In celebration of Hispanic Heritage Month, the Center for Diversity and Inclusion presented an evening with Richard Blanco on Monday at the Student Center — South Houston Room.

Blanco is the first immigrant, Latino, openly gay and youngest person to be a U.S. Inaugural poet after he was a part of President Barack Obama’s second inauguration. He is known for his unique background, being an engineer who writes poetry, one who happens to have a multi-country background and a member of the LGBTQ community.

Merging engineering and poetry comes easy to Blanco, who worked as a full time engineer even during his writing Master of Fine Arts program. Blanco said it is beneficial to have an artistic viewpoint in every field of study.

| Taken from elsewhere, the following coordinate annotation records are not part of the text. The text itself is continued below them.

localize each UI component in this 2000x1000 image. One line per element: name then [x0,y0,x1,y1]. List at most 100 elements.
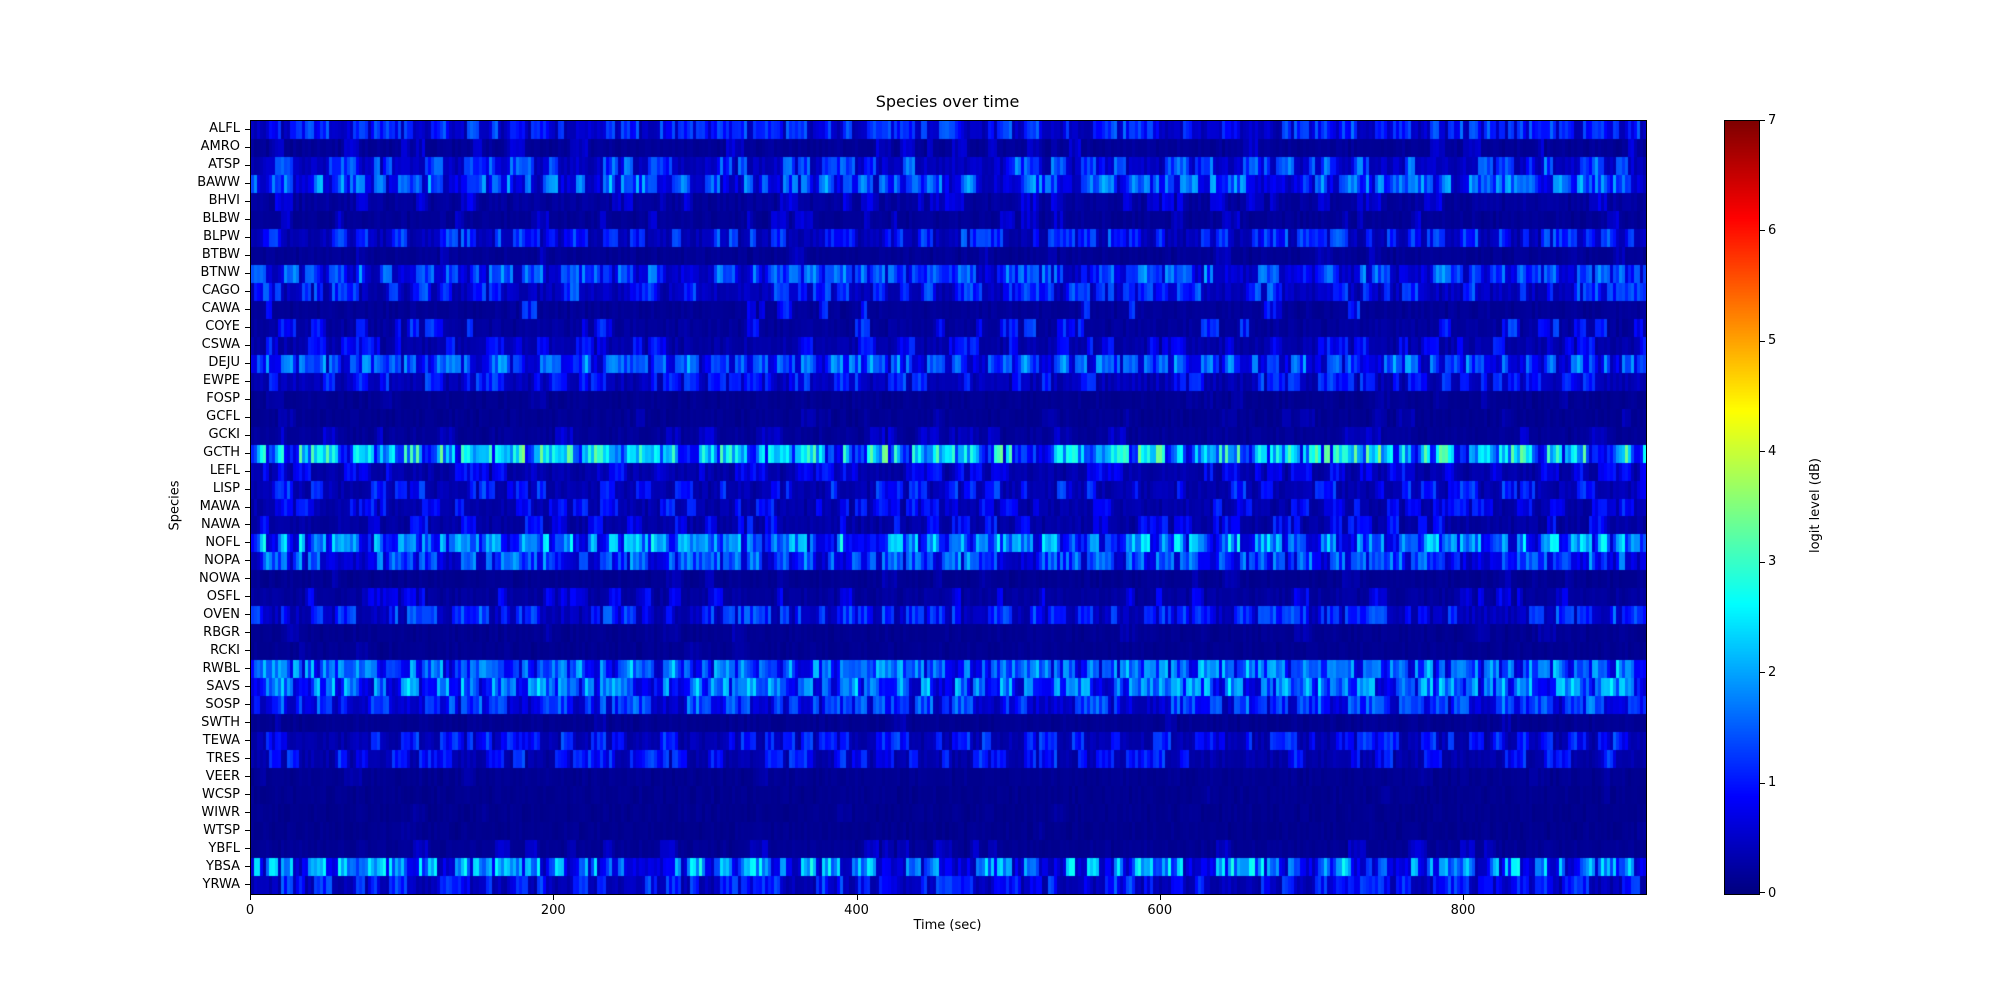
ytick-TRES: TRES [206,750,240,766]
colorbar-tick-mark [1760,562,1765,563]
ytick-COYE: COYE [205,319,240,335]
ytick-mark [245,830,250,831]
ytick-mark [245,884,250,885]
colorbar-tick-5: 5 [1768,333,1777,349]
colorbar-canvas [1725,121,1759,894]
ytick-mark [245,273,250,274]
ytick-mark [245,542,250,543]
colorbar-tick-mark [1760,341,1765,342]
ytick-RWBL: RWBL [202,660,240,676]
ytick-mark [245,165,250,166]
ytick-ATSP: ATSP [208,157,240,173]
ytick-mark [245,489,250,490]
ytick-mark [245,309,250,310]
ytick-mark [245,632,250,633]
ytick-NOWA: NOWA [199,570,240,586]
ytick-mark [245,417,250,418]
ytick-BTNW: BTNW [200,265,240,281]
ytick-mark [245,740,250,741]
colorbar-tick-6: 6 [1768,222,1777,238]
colorbar-tick-4: 4 [1768,443,1777,459]
ytick-mark [245,686,250,687]
heatmap-plot [250,120,1647,895]
ytick-mark [245,399,250,400]
ytick-mark [245,219,250,220]
ytick-EWPE: EWPE [202,373,240,389]
ytick-GCTH: GCTH [203,445,240,461]
ytick-NAWA: NAWA [201,516,240,532]
ytick-LISP: LISP [212,481,240,497]
ytick-CAGO: CAGO [201,283,240,299]
ytick-mark [245,183,250,184]
ytick-BAWW: BAWW [197,175,240,191]
ytick-NOFL: NOFL [205,534,240,550]
colorbar-tick-mark [1760,783,1765,784]
xtick-200: 200 [540,903,566,918]
ytick-mark [245,255,250,256]
xtick-mark [1160,895,1161,900]
ytick-YRWA: YRWA [202,876,240,892]
colorbar-label: logit level (dB) [1808,457,1824,554]
ytick-AMRO: AMRO [200,139,240,155]
ytick-FOSP: FOSP [206,391,240,407]
ytick-mark [245,578,250,579]
ytick-SAVS: SAVS [206,678,240,694]
xtick-mark [553,895,554,900]
ytick-mark [245,812,250,813]
colorbar-tick-3: 3 [1768,554,1777,570]
ytick-YBFL: YBFL [208,840,240,856]
ytick-SOSP: SOSP [205,696,240,712]
xtick-0: 0 [245,903,255,918]
colorbar-tick-7: 7 [1768,112,1777,128]
ytick-RCKI: RCKI [210,642,240,658]
colorbar-tick-mark [1760,892,1765,893]
ytick-mark [245,453,250,454]
ytick-mark [245,794,250,795]
ytick-WIWR: WIWR [201,804,240,820]
ytick-CAWA: CAWA [201,301,240,317]
xtick-mark [250,895,251,900]
xtick-mark [857,895,858,900]
ytick-mark [245,129,250,130]
ytick-mark [245,596,250,597]
ytick-mark [245,704,250,705]
heatmap-canvas [251,121,1646,894]
xtick-600: 600 [1147,903,1173,918]
ytick-mark [245,866,250,867]
ytick-NOPA: NOPA [204,552,240,568]
ytick-mark [245,291,250,292]
ytick-WTSP: WTSP [203,822,240,838]
ytick-mark [245,471,250,472]
ytick-mark [245,201,250,202]
ytick-mark [245,381,250,382]
ytick-YBSA: YBSA [205,858,240,874]
ytick-DEJU: DEJU [208,355,240,371]
xtick-mark [1463,895,1464,900]
ytick-BLPW: BLPW [203,229,240,245]
xtick-800: 800 [1450,903,1476,918]
ytick-BLBW: BLBW [202,211,240,227]
ytick-RBGR: RBGR [203,624,240,640]
ytick-SWTH: SWTH [201,714,240,730]
ytick-mark [245,560,250,561]
ytick-OSFL: OSFL [206,588,240,604]
ytick-mark [245,668,250,669]
ytick-mark [245,524,250,525]
colorbar-tick-1: 1 [1768,775,1777,791]
ytick-mark [245,758,250,759]
ytick-GCFL: GCFL [206,409,240,425]
ytick-ALFL: ALFL [209,121,240,137]
ytick-CSWA: CSWA [201,337,240,353]
chart-title: Species over time [875,92,1020,111]
ytick-mark [245,345,250,346]
colorbar [1724,120,1760,895]
ytick-mark [245,435,250,436]
ytick-mark [245,237,250,238]
colorbar-tick-2: 2 [1768,664,1777,680]
ytick-mark [245,722,250,723]
ytick-BHVI: BHVI [208,193,240,209]
colorbar-tick-mark [1760,672,1765,673]
ytick-mark [245,848,250,849]
ytick-WCSP: WCSP [201,786,240,802]
xtick-400: 400 [844,903,869,918]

“Your generation will have to live much more dynamic lives, not just in terms of knowledge, but in global perspective,” Blanco said. “I always say that you should have a liberal arts approach to life, even if you do not get a liberal arts degree, because life will teach you that anyway.”

Blanco believes the same narrow thinking plague poets as well. As a member of different fields, Blanco has a perspective of how both groups of people operate and how they can integrate their passions.

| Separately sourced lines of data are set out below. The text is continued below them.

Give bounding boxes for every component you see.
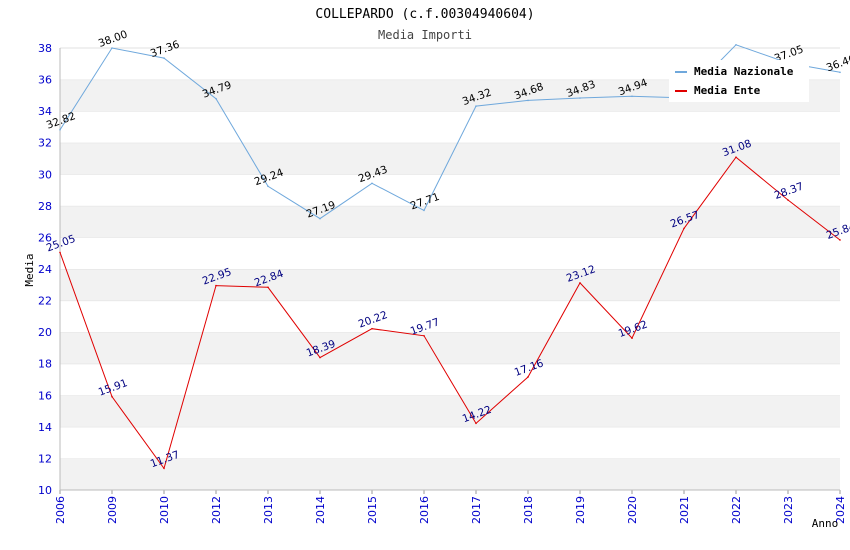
y-tick-label: 10 — [38, 484, 52, 497]
x-tick-label: 2014 — [314, 496, 327, 524]
data-point — [371, 327, 373, 330]
y-tick-label: 24 — [38, 263, 52, 276]
data-point — [527, 376, 529, 378]
x-tick-label: 2010 — [158, 496, 171, 524]
data-point — [111, 47, 113, 49]
legend: Media Nazionale Media Ente — [669, 60, 809, 102]
y-tick-label: 38 — [38, 42, 52, 55]
legend-label-nazionale: Media Nazionale — [694, 65, 794, 78]
x-tick-label: 2017 — [470, 496, 483, 524]
data-point — [423, 334, 425, 337]
series-line-media-ente — [59, 156, 841, 470]
x-tick-label: 2013 — [262, 496, 275, 524]
legend-box — [669, 60, 809, 102]
y-tick-label: 22 — [38, 295, 52, 308]
x-tick-label: 2021 — [678, 496, 691, 524]
grid-band — [60, 426, 840, 459]
data-point — [683, 227, 685, 230]
y-axis-label: Media — [23, 253, 36, 286]
chart-title: COLLEPARDO (c.f.00304940604) — [315, 7, 534, 22]
y-tick-label: 30 — [38, 168, 52, 181]
x-tick-label: 2016 — [418, 496, 431, 524]
data-point — [215, 284, 217, 287]
data-point — [163, 57, 165, 59]
y-tick-label: 14 — [38, 421, 52, 434]
data-point — [371, 182, 373, 185]
data-point — [631, 95, 633, 98]
legend-label-ente: Media Ente — [694, 84, 761, 97]
y-tick-label: 16 — [38, 389, 52, 402]
y-tick-label: 28 — [38, 200, 52, 213]
data-point — [631, 337, 633, 339]
y-tick-label: 34 — [38, 105, 52, 118]
grid-band — [60, 332, 840, 364]
x-tick-label: 2009 — [106, 496, 119, 524]
y-tick-label: 18 — [38, 358, 52, 371]
data-point — [735, 156, 737, 159]
data-point — [579, 97, 581, 99]
x-axis-label: Anno — [812, 517, 839, 530]
x-tick-label: 2022 — [730, 496, 743, 524]
y-tick-label: 36 — [38, 74, 52, 87]
grid-band — [60, 174, 840, 206]
data-point — [839, 71, 841, 74]
grid-band — [60, 111, 840, 143]
data-point — [527, 99, 529, 102]
chart-subtitle: Media Importi — [378, 28, 472, 42]
data-point — [475, 105, 477, 107]
data-point — [111, 395, 113, 398]
data-point — [787, 199, 789, 201]
x-tick-label: 2024 — [834, 496, 847, 524]
y-axis-ticks: 10 12 14 16 18 20 22 24 26 28 30 32 34 36 38 — [38, 42, 52, 497]
x-tick-label: 2019 — [574, 496, 587, 524]
data-point — [215, 97, 217, 100]
data-point — [319, 356, 321, 359]
data-point — [163, 467, 165, 470]
data-point — [319, 217, 321, 220]
grid-band — [60, 300, 840, 333]
data-point — [423, 209, 425, 212]
data-point — [267, 185, 269, 188]
x-tick-label: 2015 — [366, 496, 379, 524]
data-point — [839, 239, 841, 241]
x-tick-label: 2023 — [782, 496, 795, 524]
grid-band — [60, 395, 840, 427]
y-tick-label: 32 — [38, 137, 52, 150]
data-label: 38.00 — [97, 28, 129, 50]
x-tick-label: 2020 — [626, 496, 639, 524]
y-tick-label: 12 — [38, 452, 52, 465]
grid-band — [60, 458, 840, 490]
grid-band — [60, 205, 840, 238]
data-point — [267, 286, 269, 289]
data-point — [475, 422, 477, 425]
y-tick-label: 20 — [38, 326, 52, 339]
data-point — [59, 251, 61, 254]
data-point — [579, 282, 581, 284]
x-tick-label: 2012 — [210, 496, 223, 524]
x-axis-ticks: 2006 2009 2010 2012 2013 2014 2015 2016 2017 2018… — [54, 490, 847, 524]
x-tick-label: 2018 — [522, 496, 535, 524]
grid-band — [60, 269, 840, 301]
grid-band — [60, 237, 840, 269]
y-tick-label: 26 — [38, 231, 52, 244]
data-point — [59, 128, 61, 131]
data-point — [735, 44, 737, 46]
x-tick-label: 2006 — [54, 496, 67, 524]
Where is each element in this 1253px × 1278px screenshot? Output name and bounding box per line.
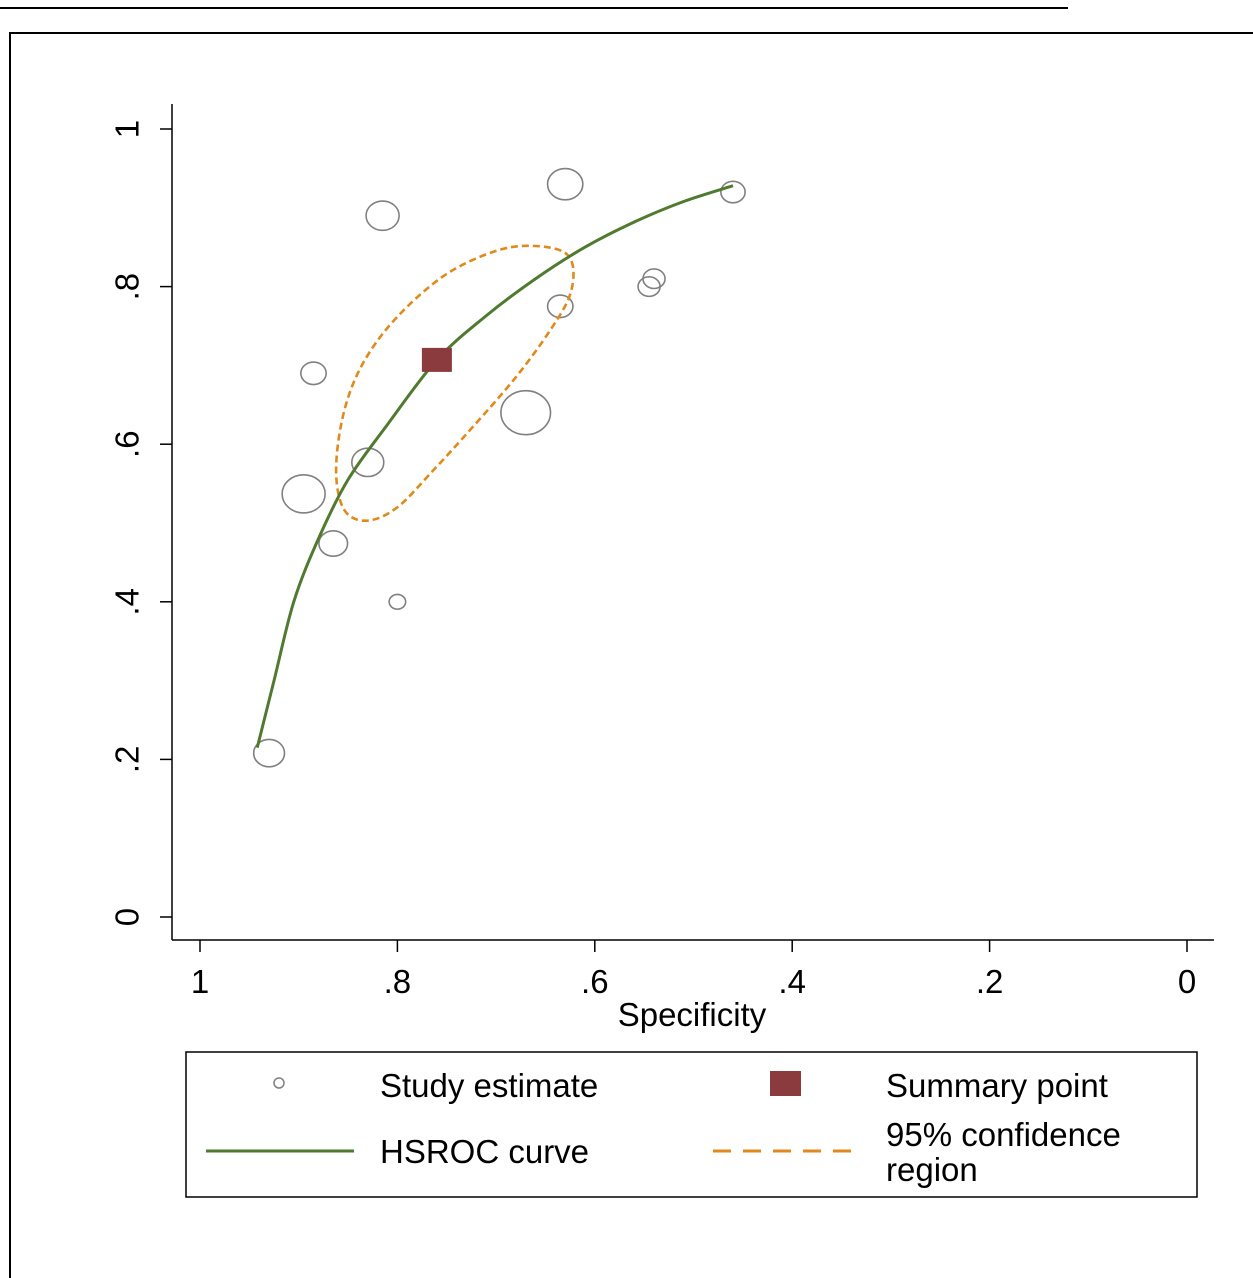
plot-area <box>252 167 746 768</box>
x-axis-label: Specificity <box>618 996 767 1033</box>
study-estimate-point <box>281 473 326 514</box>
legend-summary-point-icon <box>770 1071 801 1096</box>
study-estimate-point <box>546 167 584 201</box>
confidence-region-outline <box>334 244 575 523</box>
study-estimate-point <box>388 593 407 610</box>
x-tick-label: .6 <box>581 963 609 1000</box>
legend-confidence-region-label-line1: 95% confidence <box>886 1116 1121 1153</box>
legend: Study estimate Summary point HSROC curve… <box>185 1051 1198 1198</box>
study-estimate-point <box>318 529 349 557</box>
x-tick-label: .4 <box>778 963 806 1000</box>
legend-confidence-region-label-line2: region <box>886 1151 978 1188</box>
y-axis-ticks: 0 .2 .4 .6 .8 1 <box>109 120 172 926</box>
legend-summary-point-label: Summary point <box>886 1067 1108 1104</box>
study-estimate-point <box>637 276 661 298</box>
legend-hsroc-curve-label: HSROC curve <box>380 1133 589 1170</box>
study-estimate-point <box>252 738 286 768</box>
y-tick-label: .2 <box>109 746 146 774</box>
study-estimate-point <box>720 180 746 204</box>
study-estimate-point <box>546 294 574 319</box>
hsroc-curve-line <box>255 184 734 748</box>
study-estimate-point <box>365 200 400 232</box>
y-tick-label: .4 <box>109 588 146 616</box>
x-axis-ticks: 1 .8 .6 .4 .2 0 <box>191 940 1196 1000</box>
summary-point-marker <box>421 347 452 372</box>
x-tick-label: 0 <box>1178 963 1196 1000</box>
study-estimate-point <box>300 361 327 386</box>
y-tick-label: .6 <box>109 430 146 458</box>
y-tick-label: 1 <box>109 120 146 138</box>
legend-study-estimate-icon <box>273 1077 285 1089</box>
y-tick-label: .8 <box>109 273 146 301</box>
x-tick-label: .8 <box>384 963 412 1000</box>
legend-study-estimate-label: Study estimate <box>380 1067 598 1104</box>
study-estimate-point <box>500 389 552 436</box>
legend-box <box>185 1051 1198 1198</box>
x-tick-label: .2 <box>976 963 1004 1000</box>
study-estimate-point <box>351 447 385 478</box>
study-estimate-point <box>642 268 666 290</box>
y-tick-label: 0 <box>109 908 146 926</box>
x-tick-label: 1 <box>191 963 209 1000</box>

“Artists suffer from reductionist thinking as well,” Blanco said. “Poets think that they cannot be anything but a poet, that if you do something else, you will be branded as a sellout. There is this misconception that if you don’t subscribe to every stereotype for your career, you won’t be taken seriously.”

With a spotlight on getting a degree rather than an education, Blanco warns against students getting pushed into one niche during their college tenure.

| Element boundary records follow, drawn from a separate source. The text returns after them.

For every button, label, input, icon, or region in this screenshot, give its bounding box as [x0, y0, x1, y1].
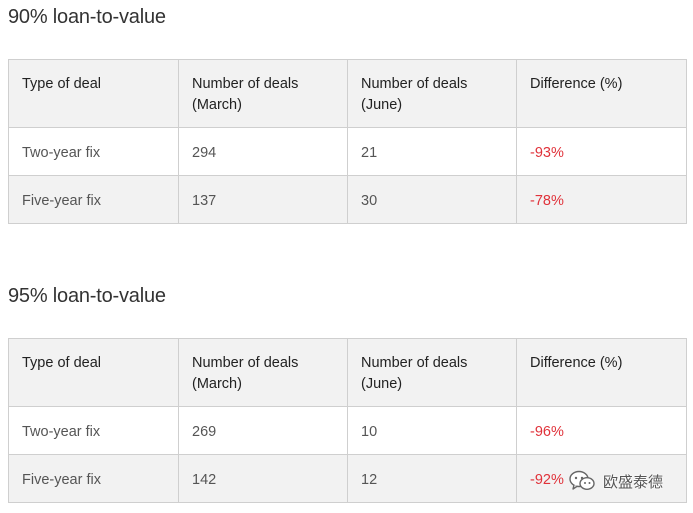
- table-header-row: Type of deal Number of deals (March) Num…: [8, 338, 687, 407]
- cell-type: Two-year fix: [8, 127, 179, 176]
- header-difference: Difference (%): [516, 59, 687, 128]
- cell-june: 21: [347, 127, 517, 176]
- header-difference: Difference (%): [516, 338, 687, 407]
- cell-march: 294: [178, 127, 348, 176]
- cell-difference: -96%: [516, 406, 687, 455]
- header-deals-march: Number of deals (March): [178, 338, 348, 407]
- cell-type: Two-year fix: [8, 406, 179, 455]
- cell-difference: -93%: [516, 127, 687, 176]
- watermark-text: 欧盛泰德: [603, 472, 664, 491]
- cell-june: 10: [347, 406, 517, 455]
- section-title-95-ltv: 95% loan-to-value: [8, 285, 166, 307]
- wechat-logo-icon: [569, 470, 595, 491]
- header-deals-june: Number of deals (June): [347, 338, 517, 407]
- cell-difference: -78%: [516, 175, 687, 224]
- deals-table-95-ltv: Type of deal Number of deals (March) Num…: [8, 338, 687, 503]
- deals-table-90-ltv: Type of deal Number of deals (March) Num…: [8, 59, 687, 224]
- table-row: Five-year fix 137 30 -78%: [8, 175, 687, 224]
- cell-march: 142: [178, 454, 348, 503]
- header-type-of-deal: Type of deal: [8, 59, 179, 128]
- cell-type: Five-year fix: [8, 454, 179, 503]
- table-header-row: Type of deal Number of deals (March) Num…: [8, 59, 687, 128]
- watermark: 欧盛泰德: [569, 470, 663, 492]
- header-deals-march: Number of deals (March): [178, 59, 348, 128]
- table-row: Two-year fix 269 10 -96%: [8, 406, 687, 455]
- cell-march: 137: [178, 175, 348, 224]
- cell-june: 30: [347, 175, 517, 224]
- header-deals-june: Number of deals (June): [347, 59, 517, 128]
- table-row: Five-year fix 142 12 -92%: [8, 454, 687, 503]
- header-type-of-deal: Type of deal: [8, 338, 179, 407]
- cell-june: 12: [347, 454, 517, 503]
- section-title-90-ltv: 90% loan-to-value: [8, 6, 166, 28]
- cell-march: 269: [178, 406, 348, 455]
- table-row: Two-year fix 294 21 -93%: [8, 127, 687, 176]
- cell-difference: -92%: [516, 454, 687, 503]
- cell-type: Five-year fix: [8, 175, 179, 224]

“There is a little bit of an outdated model of perception that we are going to study one thing, work at a company (and) get a pension,” Blanco said. “Your generation is going to live to be 120. You will not be doing something for 80 years, so you have to think about how you can broaden the scope and look at your passions that way. In many universities, there is a knee-jerk reaction to a weakened economy that slices students even thinner, but students should be looking at things broadly.”

Blanco, who is proud to say he was “made in Cuba, assembled in Spain and imported to the United States,” inspired fellow writers and students alike to continue their passions. When asked to relay one of his poems to a large audience, he chose “Looking for the Gulf Motel.”

Associate Director for Mexican-American Studies Lorenzo Cano teaches the Hispanic Identity class. He said that he invited his students to Blanco’s presentation as way of showing the diversity in Hispanic culture and an insight on Cuban-American culture. .

“We can celebrate how we are different and find out how we are the same in the same moment,” Blanco said. “Poetry allows us to see one another. There is something universal about this particular story about my Cuban family going on vacation, and so the poem spun around that. The reason I am (at UH) is to celebrate national Hispanic heritage month, but it’s really to bring into the fold different cultures.”